Anselmo è un ragazzino con un leggero ritardo cognitivo, che vive con la madre Gianna in un paesino della campagna italiana. Emarginato a scuola, fa amicizia con Titti, una bambina orfana di madre, che vive in una sorta di catapecchia insieme al padre violento. Anselmo cresce con l’idea che suo padre, che se n’è andato di casa prima della sua nascita, sia un supereroe e così, una volta adulto, assume l’identità segreta di Copperman, l’uomo di rame che combatte il crimine e corre in soccorso dei più deboli. Con l’aiuto di un burbero fabbro e di una banda di amici squinternati, Anselmo si ergerà a paladino della sua cittadina e proverà a conquistare finalmente Titti…
Il film di Eros Puglielli è una favola fuori dal tempo e dallo spazio. Girato in Umbria, a Spoleto, non fornisce in realtà allo spettatore alcuna coordinata specifica. A questo effetto fiabesco concorrono una scenografia un po’ retrò, fatta di colori pastello e di forme geometriche, e una galleria di personaggi che sembrano tutto fuorché moderni. La scelta della palette cromatica e l’insistenza sulla figura del cerchio non sono casuali, ma riflettono la forma mentis di Anselmo che, anche da adulto, mantiene la purezza e la semplicità di sguardo (e di cuore) di un bambino. Non a caso, le atmosfere rarefatte e quasi surreali del film hanno spinto molti a paragonare, pur con le relative differenze, Copperman a Il favoloso mondo di Amélie di Jeunet.
Argentero si cala abbastanza bene nel difficile ruolo del Forrest Gump italiano, che deve suscitare simpatia senza risultare ridicolo e senza generare nello spettatore quella sorta di distacco pietoso che un protagonista ritardato rischia di provocare. Gli altri personaggi sono delineati meno bene e risultano, quindi, un po’ schematici. Più “tipi”, insomma, che “caratteri” veri e propri. Basti pensare al fabbro del paesino che costruisce l’armatura di Copperman e che, in realtà, è un uomo in fuga dopo aver ucciso gli assassini della moglie; alla madre di Anselmo, la dolce proprietaria di una piccola libreria; oppure ancora al padre di Titti, un alcolizzato violento, che va in giro su un’auto sgangherata e spara a sale contro chiunque osi contraddirlo. Per quanto riguarda il casting, risulta particolarmente interessante la scelta di Antonia Truppo, che veste i panni di Titti adulta, mettendo in scena una sorta di “donna angelo” alternativa, sottomessa al padre ma, allo stesso tempo, affascinata da Anselmo e incapace di stargli lontana. Meno azzeccata è invece la scrittura degli amici di Anselmo, un gruppetto di persone affette da vari disturbi psichici e della personalità, ma talmente calcati nelle loro manie da riuscire a strappare soltanto qualche risata a denti stretti e, questa volta sì, totalmente distaccata.

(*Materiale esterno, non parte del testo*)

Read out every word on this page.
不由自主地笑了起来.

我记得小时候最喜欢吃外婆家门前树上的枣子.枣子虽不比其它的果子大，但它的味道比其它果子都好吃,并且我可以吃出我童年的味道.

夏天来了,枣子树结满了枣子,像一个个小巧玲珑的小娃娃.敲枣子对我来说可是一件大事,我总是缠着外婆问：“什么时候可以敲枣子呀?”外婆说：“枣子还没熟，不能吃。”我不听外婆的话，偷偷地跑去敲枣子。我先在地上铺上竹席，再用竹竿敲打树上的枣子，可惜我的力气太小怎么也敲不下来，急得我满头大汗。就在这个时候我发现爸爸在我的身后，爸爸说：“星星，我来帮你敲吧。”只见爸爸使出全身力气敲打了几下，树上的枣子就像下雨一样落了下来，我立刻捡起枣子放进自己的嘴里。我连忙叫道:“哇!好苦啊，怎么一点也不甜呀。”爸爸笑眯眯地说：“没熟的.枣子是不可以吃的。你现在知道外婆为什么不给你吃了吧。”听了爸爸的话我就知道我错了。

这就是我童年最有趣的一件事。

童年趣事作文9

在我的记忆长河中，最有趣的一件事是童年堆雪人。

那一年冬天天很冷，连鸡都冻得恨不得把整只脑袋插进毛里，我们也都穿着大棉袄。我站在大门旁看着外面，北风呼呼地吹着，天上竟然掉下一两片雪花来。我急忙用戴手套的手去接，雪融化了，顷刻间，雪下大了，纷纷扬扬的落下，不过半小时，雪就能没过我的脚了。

Copperman è, innanzitutto, una commedia, venata di ironia e con qualche punta drammatica. Cade totalmente in errore chi vi si accosta sperando di trovare un film di supereroi (un altro Lo chiamavano Jeeg Robot, per intenderci). Niente di più diverso. In questo caso, infatti, Copperman non è altro che il personaggio che Anselmo si inventa per relazionarsi con la realtà. Non è dunque dotato di alcun potere speciale, ma soltanto di un pesante costume in rame, una manciata di gadget “alternativi” e tanto coraggio. Per questo motivo, Copperman rimane un film per adulti, che difficilmente può essere apprezzato e compreso dai ragazzi più giovani. Ma va comunque riconosciuto come un tentativo apprezzabile di svecchiare e innovare il cinema italiano.